„A World in Common“, also „eine gemeinsame Welt“, ist ein ziemlich vollmundiger Titel für eine Ausstellung über zeitgenössische afrikanische Fotografie. Auch wenn sie sich gemäß eines Zitats des kamerunischen Politikwissenschaftlers Achille Mbembe vornimmt, „die Welt von Afrika aus zu denken“. Denn den 23 präsentierten Künstlern geht es in ihren rund 100 Werken vor allem um das heutige afrikanische Selbstverständnis – obwohl ein großer Teil von ihnen dauerhaft im westlichen Ausland lebt.
Info
A World in Common –
Contemporary African Photography
01.02.2025 - 07.05.2025
täglich 11 bis 20 Uhr
im C/O Berlin, Amerika-Haus, Hardenbergstraße 22–24, Berlin
Weitere Informationen zur Ausstellung
Nigeria-König mit Freiheitsstatue
Der Nigerianer George Osodi fotografiert traditionelle Könige und andere Würdenträger in der Manier herkömmlicher Herrscherporträts: auf ihrem Thron sitzend, frontal in die Kamera blickend, in vollem Ornat, umgeben von Insignien ihres hohen Amts. So steht hinter einem Monarchen eine mannshohe Nachbildung der New Yorker Freiheitsstatue; ein anderer ist in ein Zeremonialgewand gekleidet, auf dem das Brustbild der jungen Queen Elizabeth II. prangt: Beide Symbole erhöhen den Rang ihres Trägers.

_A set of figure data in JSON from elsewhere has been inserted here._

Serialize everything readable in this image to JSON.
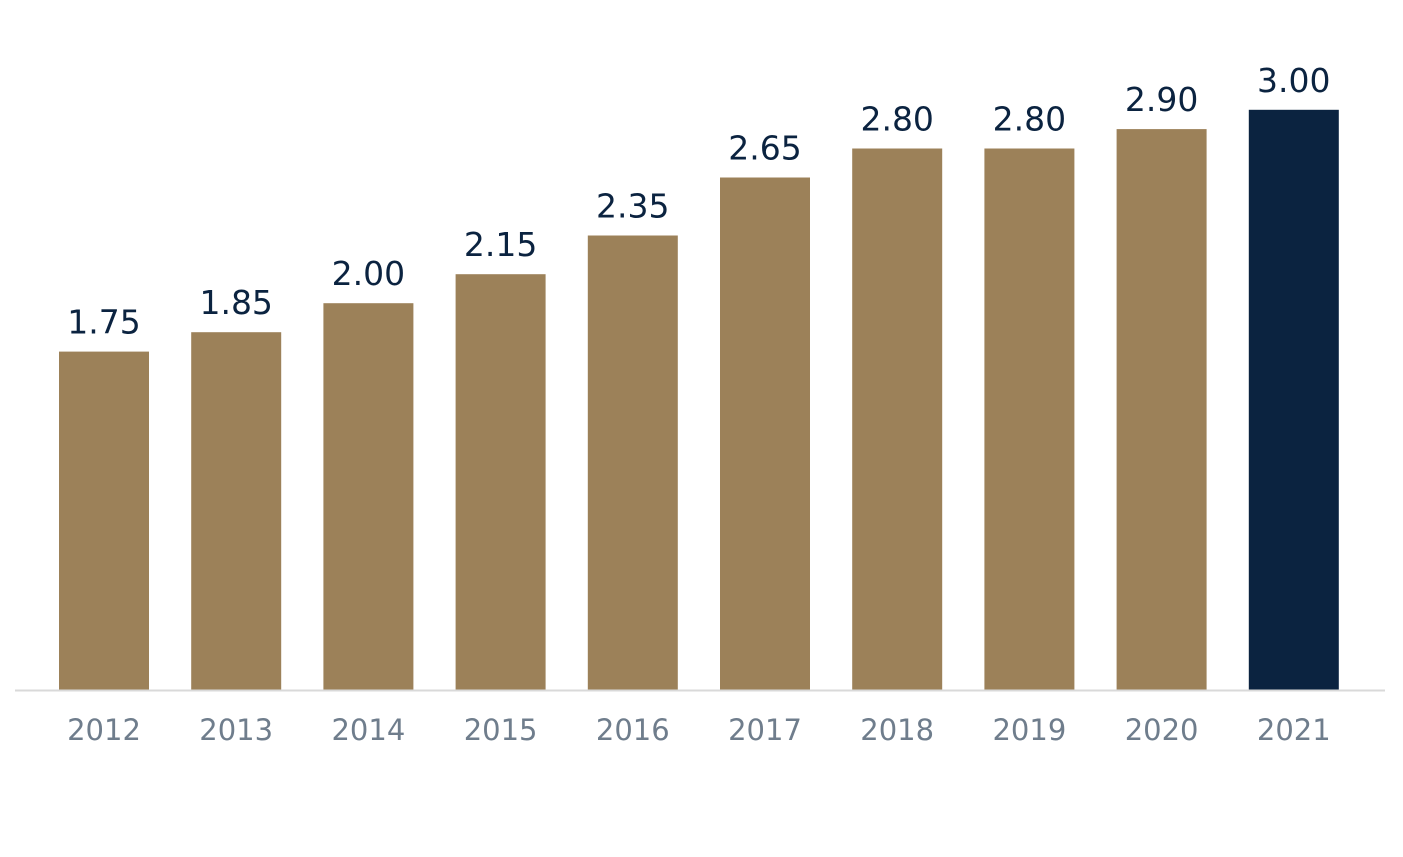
{
  "chart_data": {
    "type": "bar",
    "title": "",
    "xlabel": "",
    "ylabel": "",
    "categories": [
      "2012",
      "2013",
      "2014",
      "2015",
      "2016",
      "2017",
      "2018",
      "2019",
      "2020",
      "2021"
    ],
    "values": [
      1.75,
      1.85,
      2.0,
      2.15,
      2.35,
      2.65,
      2.8,
      2.8,
      2.9,
      3.0
    ],
    "value_labels": [
      "1.75",
      "1.85",
      "2.00",
      "2.15",
      "2.35",
      "2.65",
      "2.80",
      "2.80",
      "2.90",
      "3.00"
    ],
    "ylim": [
      0,
      3.25
    ],
    "grid": false,
    "legend": "none",
    "colors": {
      "bar": "#9c8159",
      "highlight_bar": "#0b2340",
      "value_label": "#0b2340",
      "tick_label": "#6f7d8c",
      "axis_line": "#d9d9d9"
    },
    "highlight_category": "2021"
  }
}
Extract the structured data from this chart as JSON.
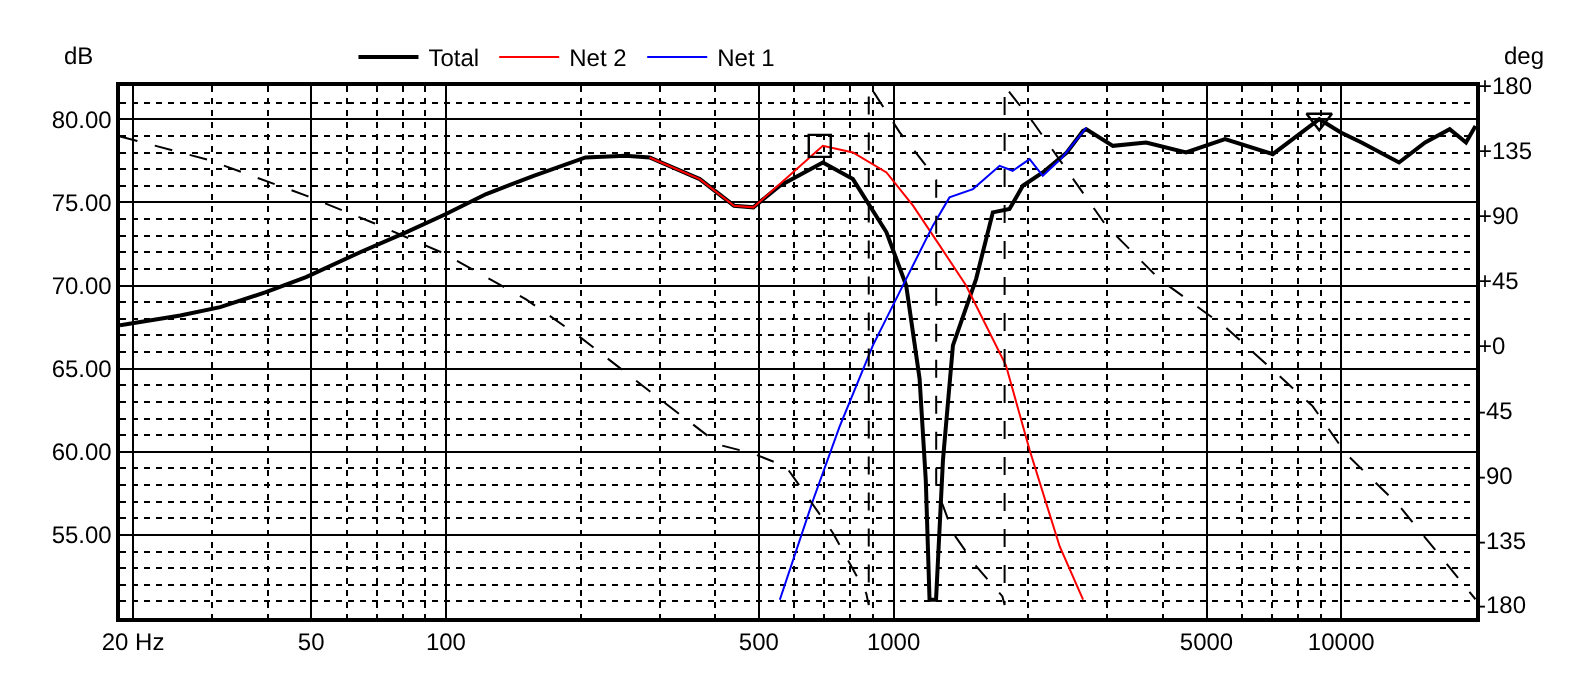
{
  "chart_data": {
    "type": "line",
    "ylabel": "dB",
    "y2label": "deg",
    "xlim": [
      18.7,
      20000
    ],
    "ylim": [
      50,
      82
    ],
    "y2lim": [
      -189,
      180
    ],
    "log": "x",
    "xticks": [
      {
        "value": 20,
        "label": "20 Hz"
      },
      50,
      100,
      500,
      1000,
      5000,
      10000
    ],
    "yticks": [
      {
        "value": 55,
        "label": "55.00"
      },
      {
        "value": 60,
        "label": "60.00"
      },
      {
        "value": 65,
        "label": "65.00"
      },
      {
        "value": 70,
        "label": "70.00"
      },
      {
        "value": 75,
        "label": "75.00"
      },
      {
        "value": 80,
        "label": "80.00"
      }
    ],
    "y2ticks": [
      {
        "value": 180,
        "label": "+180"
      },
      {
        "value": 135,
        "label": "+135"
      },
      {
        "value": 90,
        "label": "+90"
      },
      {
        "value": 45,
        "label": "+45"
      },
      {
        "value": 0,
        "label": "+0"
      },
      -45,
      -90,
      -135,
      -180
    ],
    "grid": true,
    "legend": "top",
    "line_style": "solid",
    "marker": "none",
    "series": [
      {
        "name": "Total",
        "color": "#000000",
        "x": [
          18.7,
          25.5,
          31.3,
          39.6,
          48.7,
          64.3,
          81.4,
          100,
          123,
          157,
          205,
          252,
          285,
          369,
          440,
          486,
          557,
          695,
          811,
          964,
          1067,
          1143,
          1180,
          1203,
          1244,
          1289,
          1357,
          1529,
          1666,
          1815,
          1944,
          2154,
          2437,
          2650,
          2695,
          3090,
          3665,
          4500,
          5500,
          7030,
          8930,
          9980,
          11100,
          13460,
          15400,
          17470,
          19000,
          19950
        ],
        "values": [
          67.6,
          68.2,
          68.7,
          69.6,
          70.5,
          72.0,
          73.2,
          74.3,
          75.5,
          76.6,
          77.7,
          77.8,
          77.7,
          76.4,
          74.8,
          74.7,
          76.0,
          77.4,
          76.4,
          73.2,
          70.0,
          64.4,
          58.3,
          51.1,
          51.1,
          59.5,
          66.4,
          70.4,
          74.4,
          74.6,
          76.0,
          76.8,
          78.0,
          79.3,
          79.4,
          78.4,
          78.6,
          78.0,
          78.8,
          77.9,
          80.0,
          79.2,
          78.6,
          77.4,
          78.6,
          79.4,
          78.6,
          79.6
        ]
      },
      {
        "name": "Net 2",
        "color": "#ff0000",
        "x": [
          285,
          369,
          440,
          486,
          557,
          695,
          811,
          964,
          1105,
          1268,
          1452,
          1782,
          2013,
          2350,
          2650
        ],
        "values": [
          77.7,
          76.4,
          74.8,
          74.7,
          76.1,
          78.4,
          78.0,
          76.8,
          74.8,
          72.4,
          70.0,
          65.2,
          60.1,
          54.3,
          51.1
        ]
      },
      {
        "name": "Net 1",
        "color": "#0000ff",
        "x": [
          557,
          661,
          757,
          899,
          1031,
          1224,
          1333,
          1504,
          1725,
          1845,
          2013,
          2154,
          2381,
          2695
        ],
        "values": [
          51.1,
          57.1,
          61.5,
          66.4,
          69.6,
          73.6,
          75.3,
          75.8,
          77.2,
          76.9,
          77.6,
          76.6,
          77.7,
          79.5
        ]
      },
      {
        "color": "#000000",
        "axis": "y2",
        "line_style": "dashed",
        "x": [
          18.7,
          29.3,
          48.7,
          68.9,
          98.7,
          151,
          199,
          300,
          409,
          486,
          575,
          732,
          869,
          880,
          880,
          906,
          1031,
          1180,
          1245,
          1245,
          1289,
          1357,
          1529,
          1750,
          1770,
          1770,
          2047,
          2986,
          3925,
          5500,
          8630,
          10240,
          13460,
          19950
        ],
        "values": [
          145,
          129,
          104,
          85,
          64,
          32,
          6,
          -37,
          -69,
          -75,
          -84,
          -130,
          -172,
          -180,
          180,
          175,
          148,
          125,
          115,
          -100,
          -111,
          -130,
          -153,
          -174,
          -180,
          180,
          155,
          83,
          46,
          13,
          -42,
          -75,
          -111,
          -176
        ]
      },
      {
        "type": "scatter",
        "marker": "square",
        "color": "#000000",
        "x": [
          684
        ],
        "values": [
          78.4
        ]
      },
      {
        "type": "scatter",
        "marker": "triangle",
        "color": "#000000",
        "x": [
          8930
        ],
        "values": [
          80.0
        ]
      }
    ]
  }
}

Impressionen der Ausstellung in der Tate Modern; © Samuel Sagua
Synkretistische Caravaggio-Jünglinge
Kundzanai Chiurai aus Simbabwe arrangiert großformatige Tableaus, auf denen er Schlüsselbilder des Christentums afrikanisiert; so war 2012 sein Beitrag zur documenta (13) ein nachgestelltes Abendmahl als Bürgerkriegs-Szenario. Doch die hier gezeigte Serie „We Live in Silence“ aus Kreuzweg-Stationen mit Frauen anstelle von Jesus und seinem Gefolge wirkt so schwülstig wie plakativ: Zeitgeist-Neobarock in Hochglanz-Ästhetik. Dass Chiurai angeblich weibliche Beteiligung bei vorkolonialen Aufständen in Simbabwe würdigen will, ist den Bildern nirgends anzusehen.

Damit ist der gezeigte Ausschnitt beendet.